The monks’ cells have emerged on three floors that line the contour of the monastery behind its extended new wall. Each cell space comprises a bedroom with a wooden floor to allow the monk to sleep on the ground, should he choose to do so; an office or study; a bathroom; and a kitchenette. Each cell is completely secluded to offer uninterrupted meditation, but adheres to modern health standards. A total of 140 cells of that description have been completed. Forty of them are devoted to novices.
In a modern refectory the monks convene once a day for their communal meal, with the abbot at the head of the table, the senior brother at his right, and the junior monk at his left. Appended to the refectory is a modern kitchen space equipped with up-to-date utensils and refrigeration capable of providing for 150 monks.

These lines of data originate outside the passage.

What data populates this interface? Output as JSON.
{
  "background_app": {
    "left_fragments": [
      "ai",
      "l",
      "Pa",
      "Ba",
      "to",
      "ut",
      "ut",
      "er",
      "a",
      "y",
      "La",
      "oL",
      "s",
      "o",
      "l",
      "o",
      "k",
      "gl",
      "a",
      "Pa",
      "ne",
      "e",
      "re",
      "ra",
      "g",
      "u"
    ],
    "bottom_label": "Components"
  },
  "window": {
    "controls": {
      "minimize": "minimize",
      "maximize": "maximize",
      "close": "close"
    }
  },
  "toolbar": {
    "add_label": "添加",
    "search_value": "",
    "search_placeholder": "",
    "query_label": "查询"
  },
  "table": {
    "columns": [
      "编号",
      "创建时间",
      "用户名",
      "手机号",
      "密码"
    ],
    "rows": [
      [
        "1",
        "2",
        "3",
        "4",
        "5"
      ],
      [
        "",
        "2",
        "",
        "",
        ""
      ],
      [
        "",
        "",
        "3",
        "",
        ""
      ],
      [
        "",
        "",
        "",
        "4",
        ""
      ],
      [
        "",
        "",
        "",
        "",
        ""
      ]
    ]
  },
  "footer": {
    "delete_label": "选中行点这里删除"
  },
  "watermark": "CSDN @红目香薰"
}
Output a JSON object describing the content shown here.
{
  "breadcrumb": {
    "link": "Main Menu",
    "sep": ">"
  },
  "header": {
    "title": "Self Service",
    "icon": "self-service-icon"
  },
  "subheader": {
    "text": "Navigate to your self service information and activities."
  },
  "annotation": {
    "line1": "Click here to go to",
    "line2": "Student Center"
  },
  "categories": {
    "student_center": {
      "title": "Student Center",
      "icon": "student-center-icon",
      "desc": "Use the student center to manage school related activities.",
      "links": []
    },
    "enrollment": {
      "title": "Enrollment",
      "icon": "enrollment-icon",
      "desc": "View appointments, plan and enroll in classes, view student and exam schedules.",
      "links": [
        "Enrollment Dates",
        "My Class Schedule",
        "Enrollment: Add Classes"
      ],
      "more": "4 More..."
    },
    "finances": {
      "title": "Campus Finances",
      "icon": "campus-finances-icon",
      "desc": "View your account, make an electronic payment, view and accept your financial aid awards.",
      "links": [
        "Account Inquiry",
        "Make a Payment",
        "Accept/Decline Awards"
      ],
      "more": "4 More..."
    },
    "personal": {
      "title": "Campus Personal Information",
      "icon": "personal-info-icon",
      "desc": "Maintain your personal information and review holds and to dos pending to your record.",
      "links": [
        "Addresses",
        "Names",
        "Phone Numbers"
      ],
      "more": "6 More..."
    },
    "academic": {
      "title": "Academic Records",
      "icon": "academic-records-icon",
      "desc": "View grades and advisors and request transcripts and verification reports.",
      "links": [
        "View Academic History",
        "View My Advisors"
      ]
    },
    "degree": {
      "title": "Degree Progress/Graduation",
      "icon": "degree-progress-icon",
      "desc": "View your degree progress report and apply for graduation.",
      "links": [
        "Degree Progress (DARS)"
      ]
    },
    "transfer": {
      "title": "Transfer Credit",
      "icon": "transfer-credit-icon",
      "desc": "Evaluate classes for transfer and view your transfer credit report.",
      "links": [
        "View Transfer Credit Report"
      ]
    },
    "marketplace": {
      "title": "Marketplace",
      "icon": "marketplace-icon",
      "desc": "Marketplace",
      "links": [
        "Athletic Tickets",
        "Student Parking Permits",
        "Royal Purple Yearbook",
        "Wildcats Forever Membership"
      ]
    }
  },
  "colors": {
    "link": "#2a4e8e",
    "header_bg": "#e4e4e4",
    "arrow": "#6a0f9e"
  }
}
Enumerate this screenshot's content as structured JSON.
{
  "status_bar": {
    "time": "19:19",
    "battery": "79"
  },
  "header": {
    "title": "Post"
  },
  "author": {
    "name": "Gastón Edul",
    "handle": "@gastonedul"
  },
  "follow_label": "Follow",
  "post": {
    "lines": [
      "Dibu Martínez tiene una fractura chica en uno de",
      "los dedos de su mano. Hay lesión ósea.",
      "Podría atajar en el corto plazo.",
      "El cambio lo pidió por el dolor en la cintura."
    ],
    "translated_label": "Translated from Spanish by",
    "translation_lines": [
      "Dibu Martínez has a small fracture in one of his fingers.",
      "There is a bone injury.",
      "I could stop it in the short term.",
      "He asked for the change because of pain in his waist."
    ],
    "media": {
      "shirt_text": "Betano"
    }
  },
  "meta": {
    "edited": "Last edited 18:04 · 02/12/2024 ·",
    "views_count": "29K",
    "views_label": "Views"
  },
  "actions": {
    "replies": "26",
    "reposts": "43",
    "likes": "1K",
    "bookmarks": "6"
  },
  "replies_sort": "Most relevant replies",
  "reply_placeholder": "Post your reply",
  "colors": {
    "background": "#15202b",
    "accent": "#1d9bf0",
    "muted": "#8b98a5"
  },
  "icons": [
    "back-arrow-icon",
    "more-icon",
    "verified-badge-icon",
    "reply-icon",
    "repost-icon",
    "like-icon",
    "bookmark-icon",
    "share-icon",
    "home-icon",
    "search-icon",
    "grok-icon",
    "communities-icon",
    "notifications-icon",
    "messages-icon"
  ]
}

A library or modern scriptorium has been included in the planning, as a continuation of the literary tradition of this monastery. Apart from the remaining manuscripts from the monastery’s vast original collection, efforts have been made to build up the present collection with an accumulation of theological and historical works of reference, together with microfilms of rare papyri and manuscripts from distant sources. There are plans for the publication of a catalogue raisonné of the manuscripts and an edition of the monastery’s own manuscripts.
A modern and elaborate printing press within the monastery has facilitated the task of publication of massive works by specialized monastic printers. Appended to the press is a computer and word processor capable of reproducing Arabic, Coptic, Greek, and Latin typefaces. So far the monks have produced more than thirty volumes, of which some are massive tomes, such as the Life of Saint Athanasius in eight hundred pages, as well as a monthly review, Murqus (Mark), in Arabic, English, Coptic, and Greek, full of illustrations and colored plates.
A museum has also been established to house all objects of antiquity discovered in the process of renovating the ancient structure. Marble capitals, pottery, woodwork, icons, and other objects of ecclesiastical significance continue to be assembled in this museum.
A hostelry for visitors and pilgrims was constructed in an area within the walls but far enough from the monastic cells to avoid any disturbance of the monks.
A hospital and an elaborate pharmacy were also developed for the care of the sick brothers and even for the secular workers recruited for the assistance of the monastic community. Here qualified physicians, surgeons, dentists, and pharmacists from among the monks attend to the needs of these establishments.
Outside the walls of the monastery, the monks not only seek the extension of their agricultural activity to ensure self-sufficiency and independence from the outside world but work hard to create an experimental station for the conquest of the desert on a scientific basis for the benefit of the whole country. So successful was the monks’ venture that President Anwar el-Sadat gave them a thousand acres around the monastery for the extension of the work.
They have been able to transform 400 acres of sand into agricultural soil that yields fruit, vegetables, and fodder for their cattle. This has necessitated the creation of workshops under qualified monastic engineers, a farmhouse for the toilers in the desert, and all sorts of establishments to meet the exigencies of modern growth. In a word, there has emerged a community of brothers devoted to the Pachomian rule of both manual and intellectual labor, while retaining the religious character of their daily travail.